Observando essas escolhas feitas por Pai Daniel é possível perceber que estamos
diante de um processo de mudanças socioculturais quando se trata das religiões de matriz
africana e do qual um sacerdote com o seu perfil é um bom exemplo. Ele é “feito” no
Candomblé Ketu, mas não se iniciou na Bahia, reconhecida Meca do Candomblé no Brasil.
No primeiro momento de sua carreira ele abre mão do prestígio simbólico que poderia
angariar sendo “filho” de qualquer uma das renomadas lideranças que estiveram em fácil
alcance de suas mãos em Belém. Por que razões?

Fonte:: Arquivo particular Daniel S. Lopes – seus criadores Mãe Emília


Mina-Nagô e Pai Brenio Candomblé Ketu.

Inicialmente, devemos observar que, se existem religiosos, sobretudo dentre os


adeptos do Candomblé, para quem um “retorno à África” seja um investimento simbólico em
razão dos ganhos políticos, das políticas públicas, existem adeptos para quem a
“africanização” (busca de raízes, aprendizado da língua, etc.), seja, como observou Prandi
(2006), uma espécie de “culto aos orixás à moda antiga” e que, por assim ser, não lhe desperte
o interesse. Deste modo, atualmente.

“Cada um, a partir da África e fora do circuito dominante do candomblé baiano,


reconstrói seu terreiro selecionando os aspectos que lhe pareçam mais convenientes
ou interessantes. Nesse sentido, a africanização é bricolagem, também é invenção de
tradições.

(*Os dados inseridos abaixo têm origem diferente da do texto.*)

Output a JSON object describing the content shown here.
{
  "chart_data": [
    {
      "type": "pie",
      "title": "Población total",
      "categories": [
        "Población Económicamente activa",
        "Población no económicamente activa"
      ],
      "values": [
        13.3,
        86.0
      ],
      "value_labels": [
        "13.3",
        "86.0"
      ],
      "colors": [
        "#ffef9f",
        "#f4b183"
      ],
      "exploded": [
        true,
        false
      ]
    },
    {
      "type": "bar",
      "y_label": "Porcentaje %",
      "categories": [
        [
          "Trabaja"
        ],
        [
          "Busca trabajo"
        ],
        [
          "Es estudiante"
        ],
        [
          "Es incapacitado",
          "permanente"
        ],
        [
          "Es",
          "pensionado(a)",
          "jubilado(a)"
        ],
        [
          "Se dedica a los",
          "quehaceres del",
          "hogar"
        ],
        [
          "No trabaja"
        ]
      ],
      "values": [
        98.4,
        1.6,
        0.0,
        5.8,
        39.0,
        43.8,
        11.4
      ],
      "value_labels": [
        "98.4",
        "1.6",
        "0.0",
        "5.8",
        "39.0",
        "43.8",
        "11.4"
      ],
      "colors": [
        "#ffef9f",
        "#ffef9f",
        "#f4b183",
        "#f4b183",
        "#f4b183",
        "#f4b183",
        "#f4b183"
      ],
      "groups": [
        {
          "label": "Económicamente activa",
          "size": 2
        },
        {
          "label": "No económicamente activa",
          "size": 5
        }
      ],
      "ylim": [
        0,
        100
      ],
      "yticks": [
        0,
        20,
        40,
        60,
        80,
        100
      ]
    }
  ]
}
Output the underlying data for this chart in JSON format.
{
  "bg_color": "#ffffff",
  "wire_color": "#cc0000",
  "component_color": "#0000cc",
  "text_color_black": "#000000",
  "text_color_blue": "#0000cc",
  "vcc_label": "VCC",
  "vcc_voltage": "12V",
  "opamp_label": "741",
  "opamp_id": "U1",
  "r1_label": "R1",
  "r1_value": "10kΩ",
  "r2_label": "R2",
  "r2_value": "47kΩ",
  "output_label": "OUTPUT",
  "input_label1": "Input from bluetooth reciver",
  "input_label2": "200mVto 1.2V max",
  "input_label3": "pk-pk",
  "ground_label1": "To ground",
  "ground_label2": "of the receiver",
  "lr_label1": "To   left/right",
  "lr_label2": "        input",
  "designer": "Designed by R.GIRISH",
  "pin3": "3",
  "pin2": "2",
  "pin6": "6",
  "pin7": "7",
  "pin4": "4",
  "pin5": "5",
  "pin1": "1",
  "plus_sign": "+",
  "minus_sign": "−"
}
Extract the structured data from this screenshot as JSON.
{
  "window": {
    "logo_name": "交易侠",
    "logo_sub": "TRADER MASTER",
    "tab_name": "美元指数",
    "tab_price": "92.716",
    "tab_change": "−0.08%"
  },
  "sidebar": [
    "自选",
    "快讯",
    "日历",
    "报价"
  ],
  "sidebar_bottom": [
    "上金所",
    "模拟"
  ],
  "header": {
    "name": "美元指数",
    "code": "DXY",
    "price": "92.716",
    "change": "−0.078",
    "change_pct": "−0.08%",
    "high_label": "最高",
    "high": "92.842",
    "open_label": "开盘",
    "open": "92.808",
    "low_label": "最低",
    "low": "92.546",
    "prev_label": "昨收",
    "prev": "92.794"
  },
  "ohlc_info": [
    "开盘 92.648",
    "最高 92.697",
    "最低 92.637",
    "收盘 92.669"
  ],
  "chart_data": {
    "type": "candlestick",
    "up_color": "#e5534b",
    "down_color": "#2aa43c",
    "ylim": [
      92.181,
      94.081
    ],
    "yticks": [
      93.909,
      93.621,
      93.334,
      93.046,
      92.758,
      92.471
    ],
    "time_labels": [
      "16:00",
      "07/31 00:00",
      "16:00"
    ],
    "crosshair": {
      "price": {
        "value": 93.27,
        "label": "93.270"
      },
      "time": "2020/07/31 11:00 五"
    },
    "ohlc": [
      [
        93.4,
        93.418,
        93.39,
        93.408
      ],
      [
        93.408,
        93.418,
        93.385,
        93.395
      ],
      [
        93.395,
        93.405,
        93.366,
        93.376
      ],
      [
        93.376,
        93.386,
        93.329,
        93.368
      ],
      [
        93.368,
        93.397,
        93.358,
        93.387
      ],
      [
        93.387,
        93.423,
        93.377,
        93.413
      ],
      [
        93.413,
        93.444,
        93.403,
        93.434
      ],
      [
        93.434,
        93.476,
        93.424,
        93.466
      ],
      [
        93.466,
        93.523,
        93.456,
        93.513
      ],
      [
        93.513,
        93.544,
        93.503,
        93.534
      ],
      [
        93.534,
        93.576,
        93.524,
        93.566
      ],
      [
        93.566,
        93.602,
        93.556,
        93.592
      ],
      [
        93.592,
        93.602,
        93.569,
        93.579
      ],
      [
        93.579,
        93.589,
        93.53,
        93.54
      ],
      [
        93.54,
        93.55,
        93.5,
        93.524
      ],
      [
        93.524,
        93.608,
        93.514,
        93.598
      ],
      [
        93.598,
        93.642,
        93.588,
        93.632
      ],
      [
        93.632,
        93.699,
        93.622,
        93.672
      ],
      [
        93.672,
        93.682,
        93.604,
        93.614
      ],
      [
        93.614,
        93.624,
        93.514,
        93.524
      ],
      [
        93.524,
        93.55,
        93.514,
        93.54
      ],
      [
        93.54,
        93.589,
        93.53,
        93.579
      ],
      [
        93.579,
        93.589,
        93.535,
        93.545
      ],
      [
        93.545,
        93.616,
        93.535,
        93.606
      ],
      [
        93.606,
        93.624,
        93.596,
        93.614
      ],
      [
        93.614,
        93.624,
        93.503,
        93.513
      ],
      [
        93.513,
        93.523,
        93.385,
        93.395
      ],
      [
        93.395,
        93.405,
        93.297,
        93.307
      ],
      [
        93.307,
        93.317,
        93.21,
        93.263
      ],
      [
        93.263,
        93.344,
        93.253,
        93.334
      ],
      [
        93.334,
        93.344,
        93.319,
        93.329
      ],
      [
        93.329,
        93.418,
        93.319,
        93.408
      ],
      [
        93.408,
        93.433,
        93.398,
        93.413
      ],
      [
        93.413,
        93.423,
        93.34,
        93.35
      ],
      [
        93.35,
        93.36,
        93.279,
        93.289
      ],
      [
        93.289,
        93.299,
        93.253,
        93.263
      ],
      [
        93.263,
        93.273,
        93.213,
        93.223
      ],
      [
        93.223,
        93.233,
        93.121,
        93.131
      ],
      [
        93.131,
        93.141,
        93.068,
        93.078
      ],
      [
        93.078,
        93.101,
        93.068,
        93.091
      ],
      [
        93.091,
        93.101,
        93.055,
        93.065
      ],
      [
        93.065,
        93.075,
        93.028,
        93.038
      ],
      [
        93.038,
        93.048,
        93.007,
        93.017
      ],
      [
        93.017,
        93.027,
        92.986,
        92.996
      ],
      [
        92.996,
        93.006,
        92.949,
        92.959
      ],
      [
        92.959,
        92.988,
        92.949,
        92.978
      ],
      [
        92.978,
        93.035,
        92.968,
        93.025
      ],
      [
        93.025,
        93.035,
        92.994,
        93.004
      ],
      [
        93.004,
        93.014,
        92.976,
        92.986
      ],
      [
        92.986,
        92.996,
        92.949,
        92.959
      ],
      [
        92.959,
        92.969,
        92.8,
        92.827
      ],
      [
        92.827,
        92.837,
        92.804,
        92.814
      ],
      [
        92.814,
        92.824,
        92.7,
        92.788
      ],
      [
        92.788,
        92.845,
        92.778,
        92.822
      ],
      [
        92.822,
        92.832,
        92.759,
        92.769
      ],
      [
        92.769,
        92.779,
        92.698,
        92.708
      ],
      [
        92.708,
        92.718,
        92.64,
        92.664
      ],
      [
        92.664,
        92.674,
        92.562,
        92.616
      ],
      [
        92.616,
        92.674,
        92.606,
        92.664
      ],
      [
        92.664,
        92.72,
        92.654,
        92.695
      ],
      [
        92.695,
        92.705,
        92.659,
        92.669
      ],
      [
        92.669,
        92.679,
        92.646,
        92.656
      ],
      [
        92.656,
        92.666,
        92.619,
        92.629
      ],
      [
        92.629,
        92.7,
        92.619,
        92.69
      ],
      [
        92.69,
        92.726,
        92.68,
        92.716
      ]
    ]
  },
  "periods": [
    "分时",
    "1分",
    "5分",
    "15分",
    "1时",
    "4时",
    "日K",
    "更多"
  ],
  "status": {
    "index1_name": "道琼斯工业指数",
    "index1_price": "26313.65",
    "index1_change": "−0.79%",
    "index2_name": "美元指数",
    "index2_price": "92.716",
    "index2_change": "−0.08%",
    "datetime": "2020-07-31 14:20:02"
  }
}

Não é à volta ao original primitivo, mas a ampliação do aspecto de
possibilidades religiosas para uma sociedade moderna, em que a religião é também
serviço e, como serviço, se apresenta no mercado religioso de múltiplas ofertas,
como dotada de originalidade, competência e eficiência”. (Prandi, 2006, p. 106/107).

Pode-se então concluir que uma “forma moderna de culto aos orixás” seria, por
conseguinte, aquela mais escolarizada, mais bem sucedida, mais original, mais urbana e mais
cosmopolita. E esta é sem dúvida, a escolha feita pelo sacerdote Daniel, no seu processo de
“busca” religiosa.

REFERÊNCIAS:

PRANDI, Reginaldo. Referências Sociais das Religiões Afro-Brasileiras. Sincretismo,


Branqueamento, Africanização” IN Faces da Tradição Afro-Brasileira. Religiosidade,
Sincretismo Reafricanização, Práticas Terapêuticas, Etnobotânica e Comida/ Carlos Caroso,
Jefferson Bacelor (organizadores) – 2ª Ed. – Rio de Janeiro: Pallas Salvador, BA: CEAD,
2006.

VERGOLINO E SILVA, Anaíza. O Tambor das Flores. Uma análise da Federação Espírita
Umbandista e dos Cultos Afro-Brasileiros do Estado do Pará (1965 – 1975). Dissertação de
Mestrado apresentada ao Programa de Pós-Graduação em Antropologia Social da
Universidade estadual de Campinas. Campinas: 1976.